Nagesh Singh Chauhan
Nagesh Singh Chauhan

Reputation: 784

Automate the already build google dataflow pipeline in eclipse

I have created a dataflow pipeline in java using eclipse, also I have the jar file of my pipeline application kept in google storage.

My requirement is to automate the whole process, As per my understanding this can be done by creating a cron job or by creating a template. Can anyone provide a better understanding about how it can be done ?
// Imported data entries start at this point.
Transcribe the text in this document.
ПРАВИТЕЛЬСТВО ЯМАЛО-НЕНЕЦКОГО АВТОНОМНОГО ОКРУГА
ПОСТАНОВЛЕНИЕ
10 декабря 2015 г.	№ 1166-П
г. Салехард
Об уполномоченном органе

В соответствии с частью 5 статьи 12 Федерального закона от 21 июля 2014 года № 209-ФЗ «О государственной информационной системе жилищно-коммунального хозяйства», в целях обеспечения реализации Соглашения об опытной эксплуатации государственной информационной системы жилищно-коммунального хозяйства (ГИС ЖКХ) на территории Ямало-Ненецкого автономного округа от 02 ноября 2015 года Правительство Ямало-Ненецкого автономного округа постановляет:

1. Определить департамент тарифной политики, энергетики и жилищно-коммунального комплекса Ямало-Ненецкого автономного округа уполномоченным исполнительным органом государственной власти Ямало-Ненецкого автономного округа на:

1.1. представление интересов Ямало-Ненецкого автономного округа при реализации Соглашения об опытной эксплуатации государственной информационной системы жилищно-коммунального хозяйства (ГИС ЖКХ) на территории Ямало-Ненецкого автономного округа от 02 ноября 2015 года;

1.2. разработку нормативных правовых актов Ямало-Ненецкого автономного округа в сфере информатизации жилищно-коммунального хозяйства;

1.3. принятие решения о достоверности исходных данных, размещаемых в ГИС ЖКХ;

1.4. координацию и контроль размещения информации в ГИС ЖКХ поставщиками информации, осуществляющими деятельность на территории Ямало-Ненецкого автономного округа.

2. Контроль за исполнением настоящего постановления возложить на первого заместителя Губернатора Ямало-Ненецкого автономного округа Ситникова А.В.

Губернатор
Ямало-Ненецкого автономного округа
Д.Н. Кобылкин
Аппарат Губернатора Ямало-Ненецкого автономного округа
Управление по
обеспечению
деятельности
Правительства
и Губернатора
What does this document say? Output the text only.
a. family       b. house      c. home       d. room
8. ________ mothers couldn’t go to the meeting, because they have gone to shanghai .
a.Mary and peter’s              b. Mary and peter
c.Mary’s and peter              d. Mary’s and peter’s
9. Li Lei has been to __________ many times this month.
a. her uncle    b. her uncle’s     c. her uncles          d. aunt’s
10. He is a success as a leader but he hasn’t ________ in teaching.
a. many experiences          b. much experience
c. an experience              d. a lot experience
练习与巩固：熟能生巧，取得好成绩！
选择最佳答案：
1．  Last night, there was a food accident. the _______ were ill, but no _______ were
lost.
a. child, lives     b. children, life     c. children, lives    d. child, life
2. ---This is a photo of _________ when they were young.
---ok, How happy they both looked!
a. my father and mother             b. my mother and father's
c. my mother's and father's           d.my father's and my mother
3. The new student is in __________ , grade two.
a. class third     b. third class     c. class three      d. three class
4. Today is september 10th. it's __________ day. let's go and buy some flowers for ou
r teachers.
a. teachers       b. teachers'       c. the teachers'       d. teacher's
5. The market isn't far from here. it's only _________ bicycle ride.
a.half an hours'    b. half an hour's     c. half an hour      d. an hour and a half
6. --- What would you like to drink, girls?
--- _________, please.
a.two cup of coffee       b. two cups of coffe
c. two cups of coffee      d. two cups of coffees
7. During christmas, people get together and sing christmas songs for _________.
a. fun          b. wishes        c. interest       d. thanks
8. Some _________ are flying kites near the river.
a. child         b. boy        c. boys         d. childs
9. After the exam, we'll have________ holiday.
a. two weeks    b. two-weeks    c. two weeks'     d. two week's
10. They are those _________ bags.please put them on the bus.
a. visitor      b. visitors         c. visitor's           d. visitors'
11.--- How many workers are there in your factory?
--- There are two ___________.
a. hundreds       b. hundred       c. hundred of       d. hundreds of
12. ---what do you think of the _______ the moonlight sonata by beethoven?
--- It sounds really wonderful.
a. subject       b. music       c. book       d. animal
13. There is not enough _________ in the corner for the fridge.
EDIT : getting error in StarterPipeline.run();
ArtifactServlet.java

package my.proj;
import java.io.IOException;
import javax.servlet.http.HttpServlet;
import javax.servlet.http.HttpServletRequest;
import javax.servlet.annotation.WebServlet;
import javax.servlet.http.HttpServletResponse;

@WebServlet(name = "ArtifactServlet", value = "/home/support/Ad-eff")
public class ArtifactServlet extends HttpServlet {

@Override
public void doGet(HttpServletRequest req, HttpServletResponse resp) throws IOException {
StarterPipeline.run();
}
}

Upvotes: 0

Views: 550

Answers (1)

Lefteris S
Lefteris S

Reputation: 1672

This article is a nice source on how to schedule Dataflow pipelines, either with the App Engine Cron Service or Cloud Functions. It is a bit outdated, as Cloud Functions were in alpha at the time it was published (they are now in beta), but it should still work ok.

App Engine cron job

An App Engine cron job invokes a URL defined as part of your App Engine app via HTTP GET. Due to Dataflow pipeline execution requirements you will need to do what you are looking for in the flex environment. Here are the steps you need to take:

  1. Create a Servlet that calls the pipeline code and deploy it to App Engine.
  2. Create a cron.yaml file to configure App Engine Cron Service to call the Servlet’s URL at a regular interval.
  3. Deploy the cron job to App Engine.

Cloud Functions

With Cloud Functions you write Node.js functions which respond to a number of different events/triggers such as Pub/Sub messages, Cloud Storage changes and HTTP invocations. So, you can write a Cloud Function executing a Dataflow pipeline that can have any of these Cloud Function triggers to kickstart the Dataflow pipeline.

  1. Create a Node.js module for your Cloud Function and call your jar from it (for example using spawn). You could use the module provided in this link as a basis. Note that you will need to provide your own Java runtime folder along with the Cloud Function code. Make sure that your Node.js module is named as index.js and all Java dependencies are in the same folder.
  2. Deploy your function.
  3. Schedule triggering. The most reliable way to do this would be again to use the App Engine cron service (could be either standard or flex). So, you could for example deploy your function with a Pub/Sub trigger, running from a shell something like: gcloud beta functions deploy myFunction --trigger-resource my-topic --trigger-event google.pubsub.topic.publish. You can then create a Servlet that publishes an empty message to my-topic. From that point on, you would have to follow steps 2 and 3 from the App Engine cron job solution description above.